La philosophie de l’expérimentation nous est vendue sous le vocable : “Valoriser les acquis plutôt que sanctionner les échecs”. Y a pas à dire, au niveau marketing, c’est tout bon. Qui s’opposerait à une telle intention, hein ? Mais ne nous égarons pas, revenons en mode “objectif”.

Les constats

Le cabinet part du constat que le redoubelement, le retard et l’abandon scolaires sont excessifs dans notre système éducatif et notamment dans le qualifiant.
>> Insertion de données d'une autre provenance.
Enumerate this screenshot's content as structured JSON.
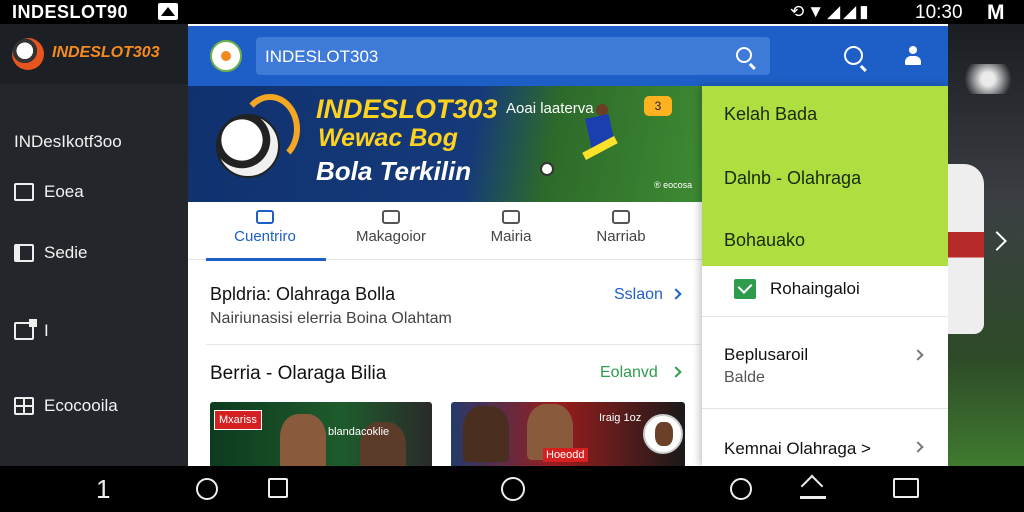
{
  "status_bar": {
    "app_name": "INDESLOT90",
    "time": "10:30",
    "right_logo": "M",
    "icons": [
      "sync-icon",
      "wifi-icon",
      "signal-icon",
      "battery-icon"
    ]
  },
  "drawer": {
    "brand": "INDESLOT303",
    "subtitle": "INDesIkotf3oo",
    "items": [
      {
        "label": "Eoea",
        "icon": "inbox-icon"
      },
      {
        "label": "Sedie",
        "icon": "book-icon"
      },
      {
        "label": "I",
        "icon": "edit-icon"
      },
      {
        "label": "Ecocooila",
        "icon": "grid-icon"
      }
    ]
  },
  "header": {
    "search_value": "INDESLOT303",
    "icons": [
      "search-icon",
      "search-icon",
      "user-icon"
    ]
  },
  "banner": {
    "title": "INDESLOT303",
    "tagline": "Aoai laaterva",
    "badge": "3",
    "line2": "Wewac Bog",
    "line3": "Bola Terkilin",
    "footer": "® eocosa"
  },
  "tabs": [
    {
      "label": "Cuentriro",
      "icon": "home-icon",
      "active": true
    },
    {
      "label": "Makagoior",
      "icon": "chat-icon",
      "active": false
    },
    {
      "label": "Mairia",
      "icon": "gamepad-icon",
      "active": false
    },
    {
      "label": "Narriab",
      "icon": "message-icon",
      "active": false
    }
  ],
  "sections": [
    {
      "title": "Bpldria: Olahraga Bolla",
      "subtitle": "Nairiunasisi elerria Boina Olahtam",
      "link": "Sslaon",
      "link_color": "#1d5fc6"
    },
    {
      "title": "Berria - Olaraga Bilia",
      "link": "Eolanvd",
      "link_color": "#2e9b4d"
    }
  ],
  "cards": [
    {
      "badge": "Mxariss",
      "caption": "blandacoklie"
    },
    {
      "caption": "Iraig 1oz",
      "caption2": "Hoeodd"
    }
  ],
  "dropdown": {
    "green_items": [
      "Kelah Bada",
      "Dalnb - Olahraga",
      "Bohauako"
    ],
    "sub_item": "Rohaingaloi",
    "rows": [
      {
        "title": "Beplusaroil",
        "subtitle": "Balde"
      },
      {
        "title": "Kemnai Olahraga >",
        "subtitle": ""
      }
    ]
  },
  "colors": {
    "accent_blue": "#1d5fc6",
    "menu_green": "#aede3f",
    "brand_orange": "#f58a1f"
  },
  "nav_bar": {
    "back_label": "1"
  }
}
Par exemple, à peine 20 % des jeunes sont “à l’heure” en 5TQ et moins de 20 % en 5P. Les taux de redoublement y sont pourtant encore respectivement de 25 % et 20 %.

Deuxièmement, il considère que le mode sélectif selon lequel il fonctionne ne correspond pas à la culture de l’enseignement qualifiant. Par mode sélectif, on entend le découpage de la semaine en périodes de 50 minutes, des examens deux fois par an, une évalutation globale par année scolaire. Des attestations A, B ou C.
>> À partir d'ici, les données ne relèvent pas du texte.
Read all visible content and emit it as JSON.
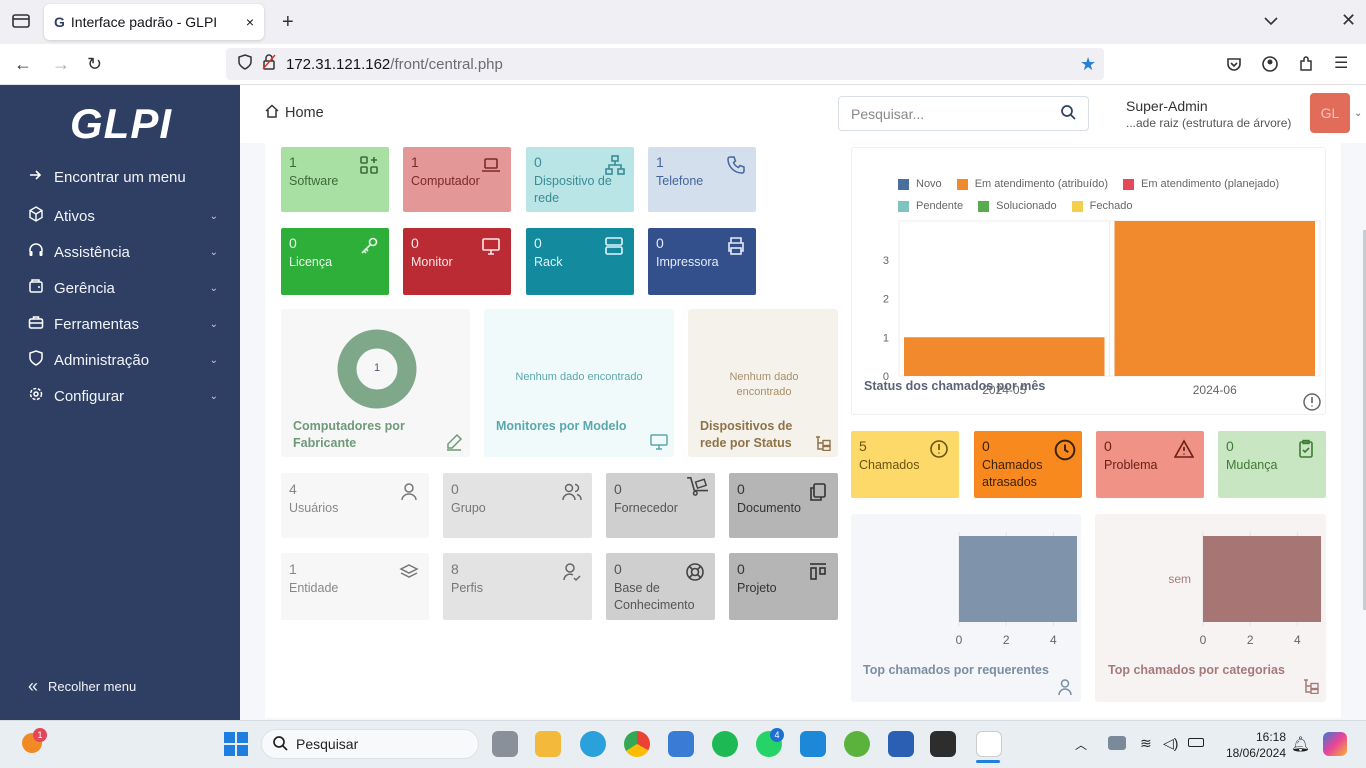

Il en conclut que le qualifiant n’est pas assez motivant, car les objectifs sont trop lointains aux yeux des élèves. Cette absence de perspective, conjuguée au redoubelement, expliquerait l’importance de l’abandon scolaire.

L’objectif annoncé

L’objectif de la réforme proposée est de lutter contre l’échec scolaire en rendant le redoublement inutile. De proposer aux jeunes un enseignement plus concret, plus motivant, où ils peuvent mieux percevoir les objectifs et maîtriser leur parcours scolaire. Et aussi de proposer une structure compatible avec les objectifs européens de formation tout au long de la vie.

L’expérience

L’expérience sera menée dans trois orientations ou groupes de métiers : la mécanique automobile, la restauration et l’esthétique (coiffure). Elle démarrera en 5ème TQ et P dès septembre 2011 et se poursuivra en 6ème à partir de septembre 2012. Les programmes seront restructurés en “Unités de Formations”. Les unités seront décrites en termes de résultats d’apprentissage et comporteront des directives pour la procédure d’évaluation. Les établissements mettront ces unités en oeuvre dans une séquence temporelle unique (enchaînement des unités programmé). L’organisation concrète sera laissée aux Pouvoirs Organisateurs (choix des cours, durée des cours et activités, programmes, etc.). Le ministère précisera les prérequis de chaque unité, les acquis à évaluer à la fin et des standards pour le faire. Ainsi qu’une indication temporelle. L’évalutation des élèves ne se fera plus à des dates conventionnelles (décembre et juin), mais à la fin de chaque unité. Chaque unité devra être réussie (!). Il n’y aura ni redoublement d’année, ni redoubelement d’unité. Il faudra donc que les établissements mettent en oeuvre des remédiations. Le dispositif sera laissé à leur choix, mais il devra contenir 10 à 20 % de temps supplémentaire par rapport au nombre minimum de semaines consacrées à une unité donnée. Il faudra au moins une demi journée par semaine ou une journée tous les quinze jours, plus une ou deux semaines en fin d’unité. Ceux pour qui la remédiation n’est pas nécessaire pourront suivre des formations complémentaires (en langues ou en Centres de Technologies Avancées, ou participer à des stages, ou …)

Il reste d’importantes questions en suspens. La moindre n’étant pas l’articulation de la formation générale au reste du cursus. 
Aux dernières nouvelles, il semblerait que l’expérience se déroulerait sur une base volontaire. Ce qui signifie que toutes les écoles qui organisent les options concernées ne seraient pas obligées de participer.